THE WHOLE MOSAIC – A DAY IN THE ATACAMA DESERT
‘Why are there archaeologists and astronomers in one place? Because in the Atacama the past is more accessible than elsewhere.’ Patricio Guzmán, Nostalgia for the Light (film documentary)
At the observatory an astronomer scans the sky for treasure: clusters of stars, nebulas, planets, comets like those that watered the earth, or the death throes of a supernova, hatching our atoms. Here the Chilean sky is so translucent he can almost finger the stars, pull them down to eye-height, unravel the energy prizing them apart, as if the story, from start to finish, was his birthright.
In this salt-steeped land an archaeologist studies strata of sand and rock underpinned by meteorites distorting the direction of his compass. Tenacity got him this far, leading him to rock face carved by pre-Columbian shepherds, whose mummified remains he gathers up, tracing each part to its origin. He finds a petrified lake, fish frozen in time, and an ancient trade route from the high plains to the sea, where caravans of llamas once found their way.
Near the ruins of a concentration camp, women sift through the desert, decade after decade, in search of loved ones. Stumbling on Pinochet’s mass graves, they piece together splinters worlds apart, bleached by the calcinating sun. ‘I found a piece of my brother there and spent a morning with his foot, stroking it, though it smelled of decay, hoping to find the whole mosaic that was my brother.’
Nuri Rosegg had seen publicity about my online reading for Writers in the Bath, Sheffield.
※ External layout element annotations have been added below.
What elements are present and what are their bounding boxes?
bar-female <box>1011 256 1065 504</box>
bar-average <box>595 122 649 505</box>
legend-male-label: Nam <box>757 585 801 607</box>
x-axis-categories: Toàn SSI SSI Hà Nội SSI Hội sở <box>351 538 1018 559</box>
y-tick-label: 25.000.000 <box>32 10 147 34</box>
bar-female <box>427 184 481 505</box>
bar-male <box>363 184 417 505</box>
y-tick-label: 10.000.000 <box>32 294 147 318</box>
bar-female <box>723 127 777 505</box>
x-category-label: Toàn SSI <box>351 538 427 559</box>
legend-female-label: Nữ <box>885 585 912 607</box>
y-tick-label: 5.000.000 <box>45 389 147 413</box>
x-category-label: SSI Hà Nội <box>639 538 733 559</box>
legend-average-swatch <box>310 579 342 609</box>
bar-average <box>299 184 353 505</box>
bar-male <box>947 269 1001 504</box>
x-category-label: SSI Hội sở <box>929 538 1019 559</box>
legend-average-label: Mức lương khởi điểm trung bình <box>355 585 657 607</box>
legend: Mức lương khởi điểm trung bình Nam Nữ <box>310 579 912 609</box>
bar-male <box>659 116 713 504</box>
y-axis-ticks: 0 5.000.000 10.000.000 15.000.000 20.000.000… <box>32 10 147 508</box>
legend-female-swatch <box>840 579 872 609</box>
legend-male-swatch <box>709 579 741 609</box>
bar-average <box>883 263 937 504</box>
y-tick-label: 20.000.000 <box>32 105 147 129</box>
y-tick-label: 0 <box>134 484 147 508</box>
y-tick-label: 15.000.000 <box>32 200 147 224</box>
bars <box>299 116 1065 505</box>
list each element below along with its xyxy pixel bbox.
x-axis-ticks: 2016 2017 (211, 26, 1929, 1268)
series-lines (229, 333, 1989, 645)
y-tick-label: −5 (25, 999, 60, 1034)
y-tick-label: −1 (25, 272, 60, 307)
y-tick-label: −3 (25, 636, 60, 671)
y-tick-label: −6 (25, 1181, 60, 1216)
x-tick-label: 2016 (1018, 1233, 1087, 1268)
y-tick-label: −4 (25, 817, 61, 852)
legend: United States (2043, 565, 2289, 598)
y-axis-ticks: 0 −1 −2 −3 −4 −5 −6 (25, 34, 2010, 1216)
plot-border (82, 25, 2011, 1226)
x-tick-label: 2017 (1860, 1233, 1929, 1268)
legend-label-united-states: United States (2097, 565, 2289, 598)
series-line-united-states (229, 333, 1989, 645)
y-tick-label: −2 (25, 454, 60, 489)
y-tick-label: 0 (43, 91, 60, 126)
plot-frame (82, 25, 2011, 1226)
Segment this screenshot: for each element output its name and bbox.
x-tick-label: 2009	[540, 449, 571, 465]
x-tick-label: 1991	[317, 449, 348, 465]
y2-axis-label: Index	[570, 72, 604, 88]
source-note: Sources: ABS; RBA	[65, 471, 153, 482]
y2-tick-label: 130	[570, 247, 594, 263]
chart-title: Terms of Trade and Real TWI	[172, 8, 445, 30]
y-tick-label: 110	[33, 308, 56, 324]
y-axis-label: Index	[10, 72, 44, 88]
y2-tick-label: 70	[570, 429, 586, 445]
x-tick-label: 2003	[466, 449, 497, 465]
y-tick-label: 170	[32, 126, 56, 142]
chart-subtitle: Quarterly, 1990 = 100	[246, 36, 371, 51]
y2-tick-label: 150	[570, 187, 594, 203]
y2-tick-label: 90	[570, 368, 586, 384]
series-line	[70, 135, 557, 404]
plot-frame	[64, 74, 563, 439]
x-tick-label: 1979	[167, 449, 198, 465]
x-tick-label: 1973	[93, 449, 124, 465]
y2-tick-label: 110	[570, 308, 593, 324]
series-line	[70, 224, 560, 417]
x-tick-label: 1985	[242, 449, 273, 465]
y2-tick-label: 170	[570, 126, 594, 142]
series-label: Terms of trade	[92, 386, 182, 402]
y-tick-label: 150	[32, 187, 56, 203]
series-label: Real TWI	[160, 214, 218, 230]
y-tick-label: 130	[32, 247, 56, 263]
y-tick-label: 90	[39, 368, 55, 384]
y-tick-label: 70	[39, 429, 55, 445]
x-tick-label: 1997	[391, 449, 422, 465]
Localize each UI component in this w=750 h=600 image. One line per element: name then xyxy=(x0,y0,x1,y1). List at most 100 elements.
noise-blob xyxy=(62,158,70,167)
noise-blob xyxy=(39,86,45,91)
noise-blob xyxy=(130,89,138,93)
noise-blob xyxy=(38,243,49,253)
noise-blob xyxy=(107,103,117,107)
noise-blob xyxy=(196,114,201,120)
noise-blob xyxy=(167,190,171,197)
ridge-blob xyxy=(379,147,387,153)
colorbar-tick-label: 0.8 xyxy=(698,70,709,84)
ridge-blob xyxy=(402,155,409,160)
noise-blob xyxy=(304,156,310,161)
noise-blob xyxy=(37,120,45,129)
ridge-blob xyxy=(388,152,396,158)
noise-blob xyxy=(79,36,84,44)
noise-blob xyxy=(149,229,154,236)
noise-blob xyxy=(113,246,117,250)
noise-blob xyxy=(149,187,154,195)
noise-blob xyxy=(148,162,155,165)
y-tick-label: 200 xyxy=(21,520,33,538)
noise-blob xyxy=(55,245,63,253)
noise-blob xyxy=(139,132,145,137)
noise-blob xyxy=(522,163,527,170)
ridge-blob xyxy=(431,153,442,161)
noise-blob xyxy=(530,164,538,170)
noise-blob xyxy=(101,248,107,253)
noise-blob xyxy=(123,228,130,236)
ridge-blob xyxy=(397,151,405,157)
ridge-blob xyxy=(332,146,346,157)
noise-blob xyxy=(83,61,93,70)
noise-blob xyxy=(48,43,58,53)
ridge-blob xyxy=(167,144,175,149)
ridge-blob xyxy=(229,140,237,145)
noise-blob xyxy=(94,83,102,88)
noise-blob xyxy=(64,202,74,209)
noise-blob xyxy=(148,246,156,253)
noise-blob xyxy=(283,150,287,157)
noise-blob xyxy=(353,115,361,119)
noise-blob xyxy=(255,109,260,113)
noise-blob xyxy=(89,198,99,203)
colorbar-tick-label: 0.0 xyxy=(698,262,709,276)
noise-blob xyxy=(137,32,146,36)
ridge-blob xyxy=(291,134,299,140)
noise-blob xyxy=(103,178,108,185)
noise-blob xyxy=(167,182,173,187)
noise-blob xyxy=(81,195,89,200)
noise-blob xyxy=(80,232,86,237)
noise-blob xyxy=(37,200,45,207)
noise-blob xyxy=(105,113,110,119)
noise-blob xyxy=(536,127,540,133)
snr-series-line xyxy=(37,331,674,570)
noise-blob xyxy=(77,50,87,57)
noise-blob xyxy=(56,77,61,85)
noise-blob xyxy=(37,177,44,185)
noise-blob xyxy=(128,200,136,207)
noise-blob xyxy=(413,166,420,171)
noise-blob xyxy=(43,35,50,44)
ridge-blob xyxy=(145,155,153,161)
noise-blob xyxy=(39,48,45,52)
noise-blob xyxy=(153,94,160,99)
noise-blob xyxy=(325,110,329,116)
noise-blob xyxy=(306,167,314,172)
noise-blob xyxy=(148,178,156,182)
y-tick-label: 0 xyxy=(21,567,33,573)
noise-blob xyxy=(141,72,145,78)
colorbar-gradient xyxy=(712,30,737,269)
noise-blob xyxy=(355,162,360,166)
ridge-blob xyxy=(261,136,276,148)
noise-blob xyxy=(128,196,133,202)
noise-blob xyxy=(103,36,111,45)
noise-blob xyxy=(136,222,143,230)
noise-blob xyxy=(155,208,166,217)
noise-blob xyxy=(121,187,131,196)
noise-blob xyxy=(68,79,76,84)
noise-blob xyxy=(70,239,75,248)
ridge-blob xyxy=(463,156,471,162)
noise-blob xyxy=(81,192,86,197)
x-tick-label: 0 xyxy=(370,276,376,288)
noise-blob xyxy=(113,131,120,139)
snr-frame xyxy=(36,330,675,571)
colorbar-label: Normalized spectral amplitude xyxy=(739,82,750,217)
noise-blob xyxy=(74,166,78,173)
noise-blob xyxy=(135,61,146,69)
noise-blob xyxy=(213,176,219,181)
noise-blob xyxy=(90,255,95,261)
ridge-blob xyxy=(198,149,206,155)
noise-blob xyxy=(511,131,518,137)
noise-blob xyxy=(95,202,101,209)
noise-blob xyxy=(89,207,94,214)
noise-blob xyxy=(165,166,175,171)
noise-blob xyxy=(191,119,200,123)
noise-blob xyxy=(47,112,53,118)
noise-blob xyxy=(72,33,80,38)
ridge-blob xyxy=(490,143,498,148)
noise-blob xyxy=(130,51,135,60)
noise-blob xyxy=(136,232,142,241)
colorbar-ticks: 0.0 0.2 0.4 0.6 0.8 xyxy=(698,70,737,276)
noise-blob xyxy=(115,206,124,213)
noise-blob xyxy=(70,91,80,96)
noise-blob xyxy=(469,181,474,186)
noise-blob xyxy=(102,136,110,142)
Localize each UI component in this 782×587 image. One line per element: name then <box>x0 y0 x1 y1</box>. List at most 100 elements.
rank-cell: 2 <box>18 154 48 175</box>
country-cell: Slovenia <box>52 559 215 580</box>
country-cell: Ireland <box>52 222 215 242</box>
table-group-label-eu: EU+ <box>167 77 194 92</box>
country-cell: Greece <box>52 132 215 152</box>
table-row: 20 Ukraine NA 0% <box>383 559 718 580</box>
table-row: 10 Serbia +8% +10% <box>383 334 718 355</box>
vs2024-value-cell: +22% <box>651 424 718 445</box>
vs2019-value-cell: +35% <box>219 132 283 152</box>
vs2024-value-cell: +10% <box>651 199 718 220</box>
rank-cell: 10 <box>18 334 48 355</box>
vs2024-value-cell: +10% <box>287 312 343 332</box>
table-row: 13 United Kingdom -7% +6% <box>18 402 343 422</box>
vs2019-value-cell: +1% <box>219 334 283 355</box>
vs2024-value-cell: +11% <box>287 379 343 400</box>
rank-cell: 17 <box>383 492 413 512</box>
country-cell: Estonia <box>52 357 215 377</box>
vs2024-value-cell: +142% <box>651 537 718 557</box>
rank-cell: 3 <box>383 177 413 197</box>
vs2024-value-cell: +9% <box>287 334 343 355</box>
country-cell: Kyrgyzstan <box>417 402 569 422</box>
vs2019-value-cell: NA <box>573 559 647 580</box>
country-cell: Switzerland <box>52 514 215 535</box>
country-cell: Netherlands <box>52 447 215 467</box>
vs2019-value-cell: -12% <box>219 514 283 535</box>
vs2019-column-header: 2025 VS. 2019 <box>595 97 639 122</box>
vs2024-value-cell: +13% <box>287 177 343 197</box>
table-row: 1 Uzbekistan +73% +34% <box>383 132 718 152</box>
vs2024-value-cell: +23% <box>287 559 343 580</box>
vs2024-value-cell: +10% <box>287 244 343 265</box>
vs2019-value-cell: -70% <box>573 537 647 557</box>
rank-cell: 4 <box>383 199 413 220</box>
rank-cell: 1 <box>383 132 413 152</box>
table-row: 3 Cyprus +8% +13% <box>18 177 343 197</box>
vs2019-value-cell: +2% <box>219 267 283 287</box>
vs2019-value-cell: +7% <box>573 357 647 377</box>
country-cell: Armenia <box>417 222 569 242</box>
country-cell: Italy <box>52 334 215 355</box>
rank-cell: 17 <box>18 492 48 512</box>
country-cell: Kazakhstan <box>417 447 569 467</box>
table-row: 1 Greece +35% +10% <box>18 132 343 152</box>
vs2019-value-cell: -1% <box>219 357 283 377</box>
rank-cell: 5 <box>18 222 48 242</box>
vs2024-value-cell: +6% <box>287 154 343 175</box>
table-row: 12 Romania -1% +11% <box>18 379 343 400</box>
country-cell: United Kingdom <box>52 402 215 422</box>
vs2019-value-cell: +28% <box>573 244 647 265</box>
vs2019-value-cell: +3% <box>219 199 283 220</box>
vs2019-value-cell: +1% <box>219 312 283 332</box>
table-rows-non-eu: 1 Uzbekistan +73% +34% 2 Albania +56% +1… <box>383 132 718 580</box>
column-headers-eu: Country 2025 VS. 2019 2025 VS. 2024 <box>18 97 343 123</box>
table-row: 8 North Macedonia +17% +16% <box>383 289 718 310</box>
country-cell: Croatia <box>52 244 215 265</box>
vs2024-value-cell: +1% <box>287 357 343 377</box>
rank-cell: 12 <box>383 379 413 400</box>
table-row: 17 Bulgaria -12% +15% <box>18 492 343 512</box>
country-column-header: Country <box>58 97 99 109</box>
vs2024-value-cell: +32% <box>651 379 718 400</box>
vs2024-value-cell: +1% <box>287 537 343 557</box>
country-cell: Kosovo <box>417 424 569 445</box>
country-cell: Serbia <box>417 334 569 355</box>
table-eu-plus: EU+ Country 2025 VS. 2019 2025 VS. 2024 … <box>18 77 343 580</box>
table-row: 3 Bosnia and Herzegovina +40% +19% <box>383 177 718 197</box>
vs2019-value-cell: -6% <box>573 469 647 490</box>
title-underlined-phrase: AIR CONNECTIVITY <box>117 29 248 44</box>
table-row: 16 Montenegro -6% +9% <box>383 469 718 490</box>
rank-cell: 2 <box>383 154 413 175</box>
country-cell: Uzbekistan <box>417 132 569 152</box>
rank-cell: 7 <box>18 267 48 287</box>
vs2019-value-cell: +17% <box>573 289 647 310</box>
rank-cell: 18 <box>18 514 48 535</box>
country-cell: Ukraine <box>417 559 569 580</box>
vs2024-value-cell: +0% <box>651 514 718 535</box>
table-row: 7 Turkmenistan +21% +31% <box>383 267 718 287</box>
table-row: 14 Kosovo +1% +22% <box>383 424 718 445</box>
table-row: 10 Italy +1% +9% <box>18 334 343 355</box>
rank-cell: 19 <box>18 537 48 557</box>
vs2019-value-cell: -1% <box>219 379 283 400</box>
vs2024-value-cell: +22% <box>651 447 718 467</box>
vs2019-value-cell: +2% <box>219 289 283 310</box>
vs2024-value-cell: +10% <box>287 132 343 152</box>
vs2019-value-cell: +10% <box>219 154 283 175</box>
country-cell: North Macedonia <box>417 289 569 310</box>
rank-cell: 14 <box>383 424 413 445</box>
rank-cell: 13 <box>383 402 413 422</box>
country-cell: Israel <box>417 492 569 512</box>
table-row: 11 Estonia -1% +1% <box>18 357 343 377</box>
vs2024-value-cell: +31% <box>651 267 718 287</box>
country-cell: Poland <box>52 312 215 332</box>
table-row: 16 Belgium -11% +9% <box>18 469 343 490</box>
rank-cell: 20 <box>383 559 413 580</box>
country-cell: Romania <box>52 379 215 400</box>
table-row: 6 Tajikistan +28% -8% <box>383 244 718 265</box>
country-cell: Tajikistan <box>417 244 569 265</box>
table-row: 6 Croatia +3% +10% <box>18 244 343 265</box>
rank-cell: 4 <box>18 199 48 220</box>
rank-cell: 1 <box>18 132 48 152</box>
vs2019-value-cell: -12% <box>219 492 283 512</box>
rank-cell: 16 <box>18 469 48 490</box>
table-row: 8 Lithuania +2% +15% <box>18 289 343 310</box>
This led them to my website. Nuri loves the UK and, pre-Brexit, used to visit often. Nuri’s website can be found below her poem. There are also three poems on the Visual Verse website.
Below is Nuri’s poem, inspired by my poem Britain, from the Anthology Welcome to Britain.
BRITAIN
Britain is a fedora hat, opera- And theatre-tried. In this modern era Dramas turn into comedies.
This country is a glass of ginger wine: Tangy wetness without a spine. Alas, the love for self-harm is mega-big.
Britain is a decaying cherry tree Turning its back on the sea. The City, such a cold-hearted cherry pit.